В стороне среди старожилов я заметил солдата. Издалека он показался низкого роста, но почему-то рядом с ним - другие солдаты, сонная с отвисшей губой лошаденка, запряженная в полевую кухню, сама кухня вместе с дымком, заманчиво пахнущим заваренной тушенкой, - все, все кругом казалось не настоящим, а каким-то игрушечным.
Я был голоден, ловил носом дымок от кухни, далекие выстрелы волновали меня, отвлекал рокочущий командирский басок из темного лаза в землянку, решавший нашу судьбу - каких новичков в какое подразделение послать. Я не заметил, как странный солдат исчез, лошадь, кухня, повар, люди приобрели устойчиво нормальный вид. И я забыл об этом солдате.
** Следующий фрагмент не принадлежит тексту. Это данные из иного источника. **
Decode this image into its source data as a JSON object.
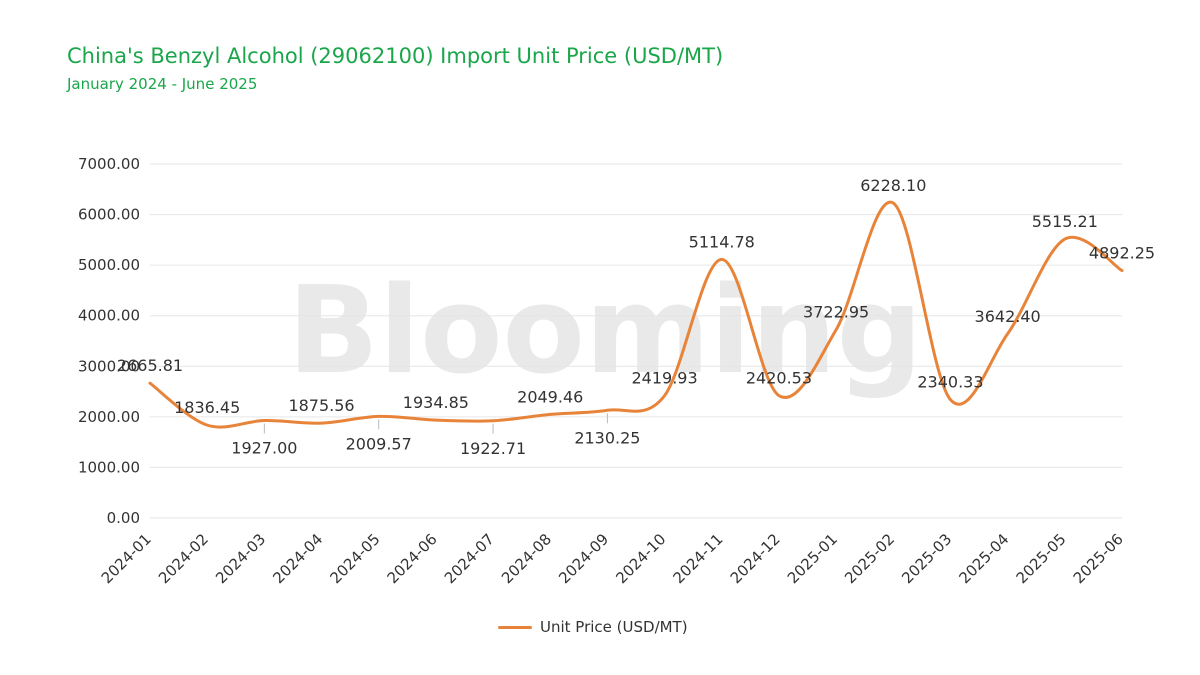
{
  "header": {
    "title": "China's Benzyl Alcohol (29062100) Import Unit Price (USD/MT)",
    "subtitle": "January 2024 - June 2025"
  },
  "watermark": {
    "text": "Blooming"
  },
  "colors": {
    "title": "#1aa64a",
    "series": "#e8843a",
    "grid": "#e6e6e6",
    "axis_text": "#333333",
    "watermark": "#e9e9e9"
  },
  "chart_data": {
    "type": "line",
    "title": "China's Benzyl Alcohol (29062100) Import Unit Price (USD/MT)",
    "subtitle": "January 2024 - June 2025",
    "xlabel": "",
    "ylabel": "",
    "x": [
      "2024-01",
      "2024-02",
      "2024-03",
      "2024-04",
      "2024-05",
      "2024-06",
      "2024-07",
      "2024-08",
      "2024-09",
      "2024-10",
      "2024-11",
      "2024-12",
      "2025-01",
      "2025-02",
      "2025-03",
      "2025-04",
      "2025-05",
      "2025-06"
    ],
    "series": [
      {
        "name": "Unit Price (USD/MT)",
        "values": [
          2665.81,
          1836.45,
          1927.0,
          1875.56,
          2009.57,
          1934.85,
          1922.71,
          2049.46,
          2130.25,
          2419.93,
          5114.78,
          2420.53,
          3722.95,
          6228.1,
          2340.33,
          3642.4,
          5515.21,
          4892.25
        ],
        "labels": [
          "2665.81",
          "1836.45",
          "1927.00",
          "1875.56",
          "2009.57",
          "1934.85",
          "1922.71",
          "2049.46",
          "2130.25",
          "2419.93",
          "5114.78",
          "2420.53",
          "3722.95",
          "6228.10",
          "2340.33",
          "3642.40",
          "5515.21",
          "4892.25"
        ],
        "label_position": [
          "above",
          "above",
          "below",
          "above",
          "below",
          "above",
          "below",
          "above",
          "below",
          "above",
          "above",
          "above",
          "above",
          "above",
          "above",
          "above",
          "above",
          "above"
        ]
      }
    ],
    "ylim": [
      0,
      7000
    ],
    "yticks": [
      "0.00",
      "1000.00",
      "2000.00",
      "3000.00",
      "4000.00",
      "5000.00",
      "6000.00",
      "7000.00"
    ],
    "grid": true,
    "smooth": true,
    "legend": "bottom-center"
  }
}
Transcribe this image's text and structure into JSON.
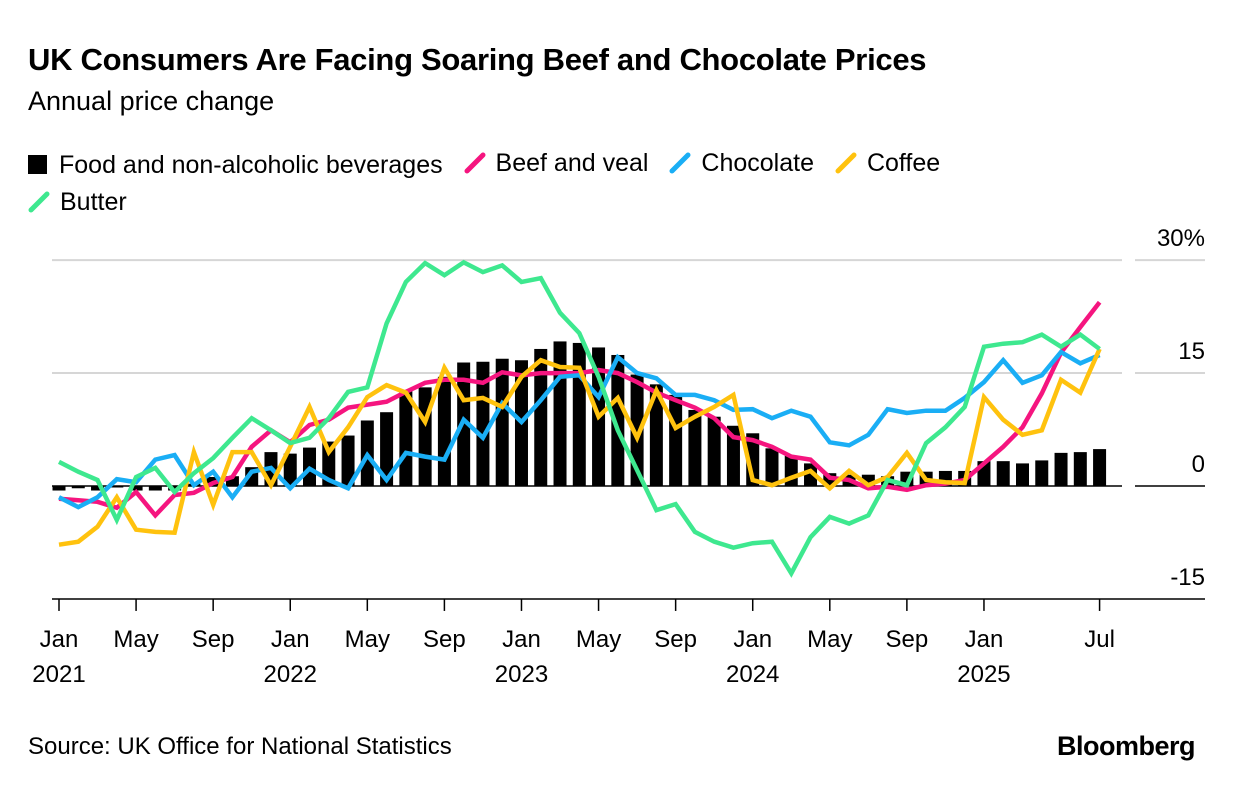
{
  "chart_data": {
    "type": "bar+line",
    "title": "UK Consumers Are Facing Soaring Beef and Chocolate Prices",
    "subtitle": "Annual price change",
    "source": "Source: UK Office for National Statistics",
    "brand": "Bloomberg",
    "x_start": "2021-01",
    "x_end": "2025-07",
    "x_ticks": [
      {
        "index": 0,
        "label": "Jan",
        "year": "2021"
      },
      {
        "index": 4,
        "label": "May",
        "year": ""
      },
      {
        "index": 8,
        "label": "Sep",
        "year": ""
      },
      {
        "index": 12,
        "label": "Jan",
        "year": "2022"
      },
      {
        "index": 16,
        "label": "May",
        "year": ""
      },
      {
        "index": 20,
        "label": "Sep",
        "year": ""
      },
      {
        "index": 24,
        "label": "Jan",
        "year": "2023"
      },
      {
        "index": 28,
        "label": "May",
        "year": ""
      },
      {
        "index": 32,
        "label": "Sep",
        "year": ""
      },
      {
        "index": 36,
        "label": "Jan",
        "year": "2024"
      },
      {
        "index": 40,
        "label": "May",
        "year": ""
      },
      {
        "index": 44,
        "label": "Sep",
        "year": ""
      },
      {
        "index": 48,
        "label": "Jan",
        "year": "2025"
      },
      {
        "index": 54,
        "label": "Jul",
        "year": ""
      }
    ],
    "y_ticks": [
      {
        "value": 30,
        "label": "30%"
      },
      {
        "value": 15,
        "label": "15"
      },
      {
        "value": 0,
        "label": "0"
      },
      {
        "value": -15,
        "label": "-15"
      }
    ],
    "ylim": [
      -15,
      30
    ],
    "grid": true,
    "legend_position": "top-left",
    "series": [
      {
        "name": "Food and non-alcoholic beverages",
        "kind": "bar",
        "color": "#000000",
        "values": [
          -0.6,
          -0.3,
          -0.6,
          -0.2,
          -0.6,
          -0.6,
          -0.6,
          0.3,
          1.2,
          1.3,
          2.5,
          4.5,
          4.3,
          5.1,
          5.9,
          6.7,
          8.7,
          9.8,
          12.7,
          13.1,
          14.5,
          16.4,
          16.5,
          16.9,
          16.7,
          18.2,
          19.2,
          19.0,
          18.4,
          17.4,
          14.8,
          13.5,
          12.1,
          10.1,
          9.2,
          8.0,
          7.0,
          5.0,
          4.0,
          3.0,
          1.7,
          1.5,
          1.5,
          1.3,
          1.9,
          1.9,
          2.0,
          2.0,
          3.3,
          3.3,
          3.0,
          3.4,
          4.4,
          4.5,
          4.9
        ]
      },
      {
        "name": "Beef and veal",
        "kind": "line",
        "color": "#f5157f",
        "values": [
          -1.7,
          -1.9,
          -2.1,
          -2.9,
          -0.8,
          -3.9,
          -1.2,
          -0.9,
          0.4,
          1.2,
          5.2,
          7.4,
          5.8,
          8.1,
          8.8,
          10.4,
          10.8,
          11.2,
          12.5,
          13.7,
          14.1,
          14.1,
          13.7,
          15.1,
          14.7,
          15.0,
          15.0,
          15.0,
          15.4,
          15.0,
          13.8,
          12.4,
          11.4,
          10.4,
          9.0,
          6.5,
          6.1,
          5.2,
          3.9,
          3.5,
          1.1,
          0.8,
          -0.3,
          -0.1,
          -0.5,
          0.1,
          0.3,
          0.8,
          3.0,
          5.2,
          7.8,
          12.3,
          17.7,
          21.1,
          24.4
        ]
      },
      {
        "name": "Chocolate",
        "kind": "line",
        "color": "#1aaef5",
        "values": [
          -1.5,
          -2.8,
          -1.5,
          0.9,
          0.5,
          3.5,
          4.1,
          0.1,
          1.9,
          -1.5,
          1.9,
          2.4,
          -0.3,
          2.3,
          0.8,
          -0.3,
          4.1,
          0.8,
          4.4,
          3.9,
          3.5,
          8.8,
          6.4,
          11.0,
          8.5,
          11.4,
          14.5,
          14.7,
          11.8,
          17.1,
          15.0,
          14.3,
          12.1,
          12.1,
          11.4,
          10.1,
          10.2,
          9.0,
          10.0,
          9.2,
          5.8,
          5.4,
          6.8,
          10.2,
          9.7,
          10.0,
          10.0,
          11.7,
          13.8,
          16.7,
          13.7,
          14.7,
          17.8,
          16.3,
          17.4
        ]
      },
      {
        "name": "Coffee",
        "kind": "line",
        "color": "#ffc20e",
        "values": [
          -7.8,
          -7.4,
          -5.4,
          -1.5,
          -5.8,
          -6.1,
          -6.2,
          4.5,
          -2.5,
          4.5,
          4.5,
          0.1,
          5.2,
          10.5,
          4.5,
          7.8,
          11.8,
          13.4,
          12.4,
          8.5,
          15.7,
          11.4,
          11.7,
          10.5,
          14.5,
          16.7,
          15.8,
          15.7,
          9.2,
          11.7,
          6.4,
          12.7,
          7.7,
          9.2,
          10.5,
          12.1,
          0.8,
          0.1,
          1.1,
          2.0,
          -0.3,
          2.0,
          0.1,
          1.2,
          4.4,
          0.8,
          0.5,
          0.4,
          11.8,
          8.8,
          6.8,
          7.4,
          14.1,
          12.4,
          18.2
        ]
      },
      {
        "name": "Butter",
        "kind": "line",
        "color": "#3ee88f",
        "values": [
          3.2,
          1.9,
          0.8,
          -4.5,
          1.2,
          2.4,
          -0.8,
          1.7,
          3.7,
          6.4,
          9.0,
          7.4,
          5.7,
          6.4,
          9.0,
          12.5,
          13.1,
          21.6,
          27.1,
          29.6,
          28.0,
          29.7,
          28.4,
          29.3,
          27.1,
          27.6,
          23.0,
          20.3,
          14.5,
          7.4,
          2.1,
          -3.2,
          -2.4,
          -6.1,
          -7.4,
          -8.2,
          -7.6,
          -7.4,
          -11.6,
          -6.8,
          -4.1,
          -5.0,
          -3.9,
          0.8,
          0.1,
          5.7,
          7.8,
          10.5,
          18.5,
          18.9,
          19.1,
          20.1,
          18.5,
          20.1,
          18.2
        ]
      }
    ]
  }
}
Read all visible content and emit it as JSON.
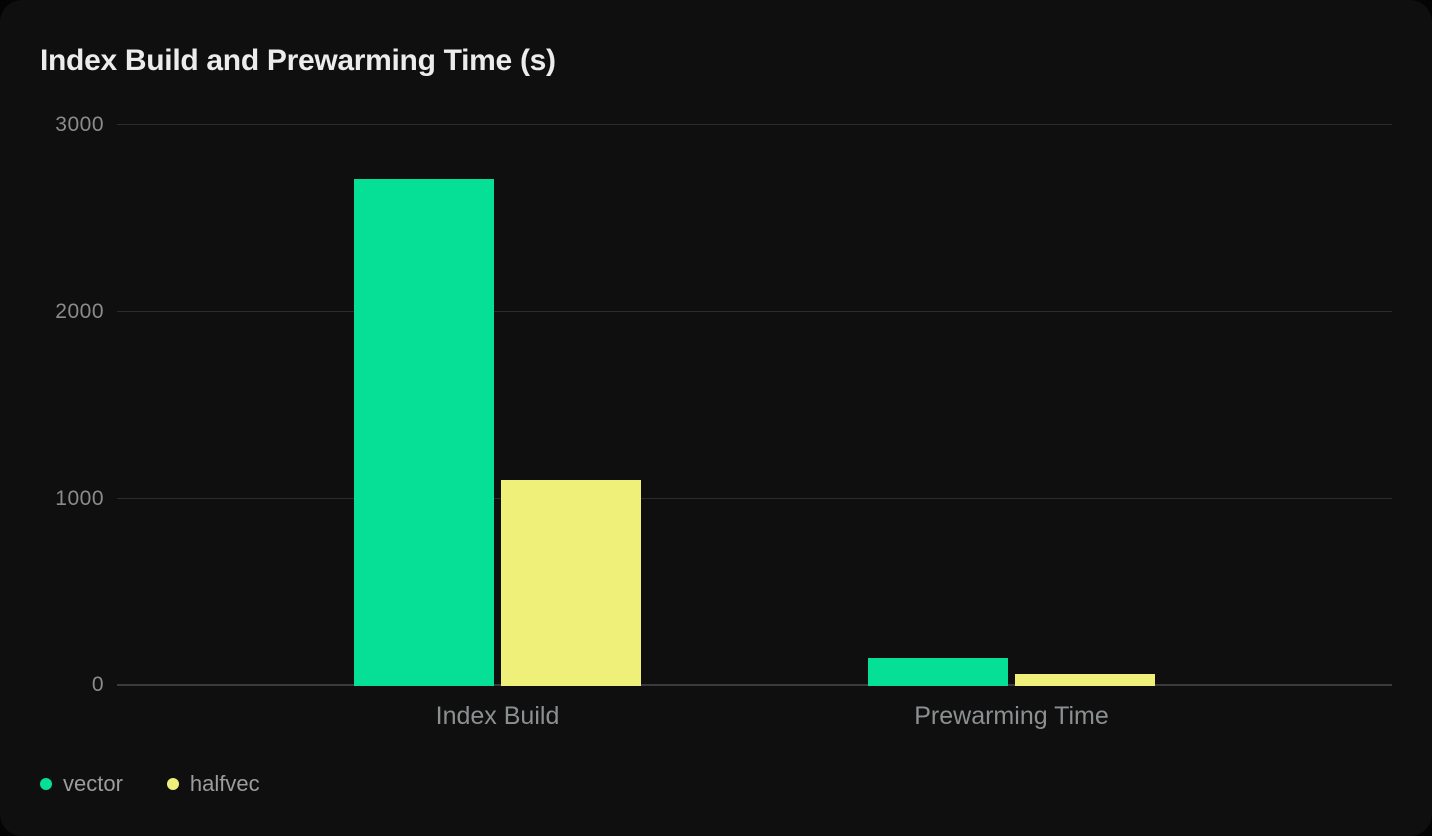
{
  "chart_data": {
    "type": "bar",
    "title": "Index Build and Prewarming Time (s)",
    "categories": [
      "Index Build",
      "Prewarming Time"
    ],
    "series": [
      {
        "name": "vector",
        "color": "#05e096",
        "values": [
          2710,
          150
        ]
      },
      {
        "name": "halfvec",
        "color": "#eef07a",
        "values": [
          1100,
          65
        ]
      }
    ],
    "xlabel": "",
    "ylabel": "",
    "ylim": [
      0,
      3000
    ],
    "yticks": [
      0,
      1000,
      2000,
      3000
    ],
    "grid": true,
    "legend_position": "bottom-left",
    "colors": {
      "card_background": "#0e0f0e",
      "gridline": "#2a2b2a",
      "baseline": "#3a3b3a",
      "title_text": "#ececec",
      "axis_text": "#8a8c8a",
      "category_text": "#8d9092",
      "legend_text": "#9b9d9b"
    }
  }
}
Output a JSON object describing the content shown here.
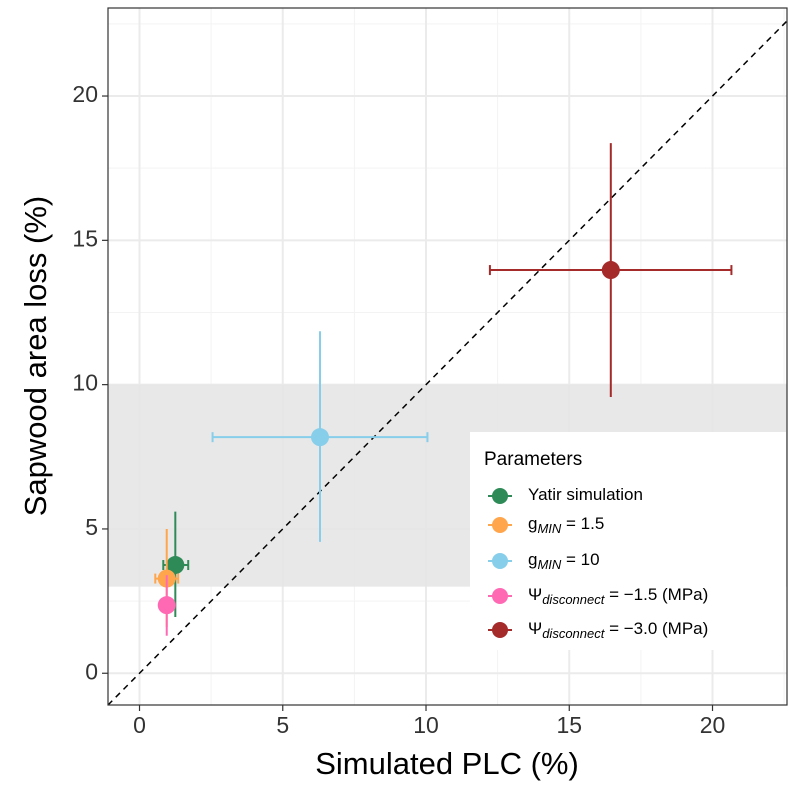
{
  "chart_data": {
    "type": "scatter",
    "xlabel": "Simulated PLC (%)",
    "ylabel": "Sapwood area loss (%)",
    "xlim": [
      -1.1,
      22.6
    ],
    "ylim": [
      -1.1,
      23.05
    ],
    "xticks": [
      0,
      5,
      10,
      15,
      20
    ],
    "yticks": [
      0,
      5,
      10,
      15,
      20
    ],
    "xminor": [
      2.5,
      7.5,
      12.5,
      17.5,
      22.5
    ],
    "yminor": [
      2.5,
      7.5,
      12.5,
      17.5,
      22.5
    ],
    "grid": true,
    "diagonal": true,
    "band": {
      "ymin": 3,
      "ymax": 10,
      "color": "#e6e6e6"
    },
    "legend_title": "Parameters",
    "legend": "bottom-right",
    "series": [
      {
        "name": [
          {
            "text": "Yatir simulation"
          }
        ],
        "color": "#2e8b57",
        "x": 1.25,
        "y": 3.75,
        "xmin": 0.83,
        "xmax": 1.7,
        "ymin": 1.95,
        "ymax": 5.6
      },
      {
        "name": [
          {
            "text": "g"
          },
          {
            "text": "MIN",
            "sub": true
          },
          {
            "text": " = 1.5"
          }
        ],
        "color": "#ffa64d",
        "x": 0.95,
        "y": 3.28,
        "xmin": 0.55,
        "xmax": 1.35,
        "ymin": 1.6,
        "ymax": 5.0
      },
      {
        "name": [
          {
            "text": "g"
          },
          {
            "text": "MIN",
            "sub": true
          },
          {
            "text": " = 10"
          }
        ],
        "color": "#87ceeb",
        "x": 6.3,
        "y": 8.18,
        "xmin": 2.55,
        "xmax": 10.05,
        "ymin": 4.55,
        "ymax": 11.85
      },
      {
        "name": [
          {
            "text": "Ψ"
          },
          {
            "text": "disconnect",
            "sub": true
          },
          {
            "text": " = −1.5 (MPa)"
          }
        ],
        "color": "#ff69b4",
        "x": 0.95,
        "y": 2.36,
        "xmin": 0.95,
        "xmax": 0.95,
        "ymin": 1.3,
        "ymax": 3.4
      },
      {
        "name": [
          {
            "text": "Ψ"
          },
          {
            "text": "disconnect",
            "sub": true
          },
          {
            "text": " = −3.0 (MPa)"
          }
        ],
        "color": "#a52a2a",
        "x": 16.45,
        "y": 13.97,
        "xmin": 12.23,
        "xmax": 20.66,
        "ymin": 9.57,
        "ymax": 18.37
      }
    ]
  }
}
Но на следующий вечер с ним столкнулся.
В степь в пыльном, удушливом пламени садилось солнце. И в окружении закатного огня на меня двигалось что-то громоздкое, тяжелое и несуразное, словно вставшшая на задние колеса двуконная повозка.
Он шел спокойной раскачкой, и я заметил устрашающую покатость пухлых плеч, выпирающую из натянутой гимнастерки бугристую грудь, расслабленные бицепсы неестественно раздували рукава, пошевеливали вылинявшую ткань. А лицо... Казалось, взгляд вязнул в скупых рубленых складках, мясистые скулы, черные бровищи прикрывали глаза - их хватило бы на усы комбату, комроты и на взводного бы осталось.
Он прошествовал мимо, не одарив взглядом, - казалось, не заметил моего откровенного изумления.
Я оглянулся вслед, увидел необъятную спину, с лениво шевелящимися жерновами-лопатками и... И было еще кое-что, чему можно ужаснуться, - ноги в сапогах! Сапоги, должно быть, самого большого размера, с просторнейшими кирзовыми голенищами. И эти-то голенища не налезали на толстые, крутые икры. Они были распороты сзади.
И холмик землянки, замаскированный пучками вянущей полыни, и шест с антенной от полковой рации, даже сама степь с дымчатой кромкой горизонта казались игрушечными по сравнению с каменно-тяжелой, раскачивающейся фигурой.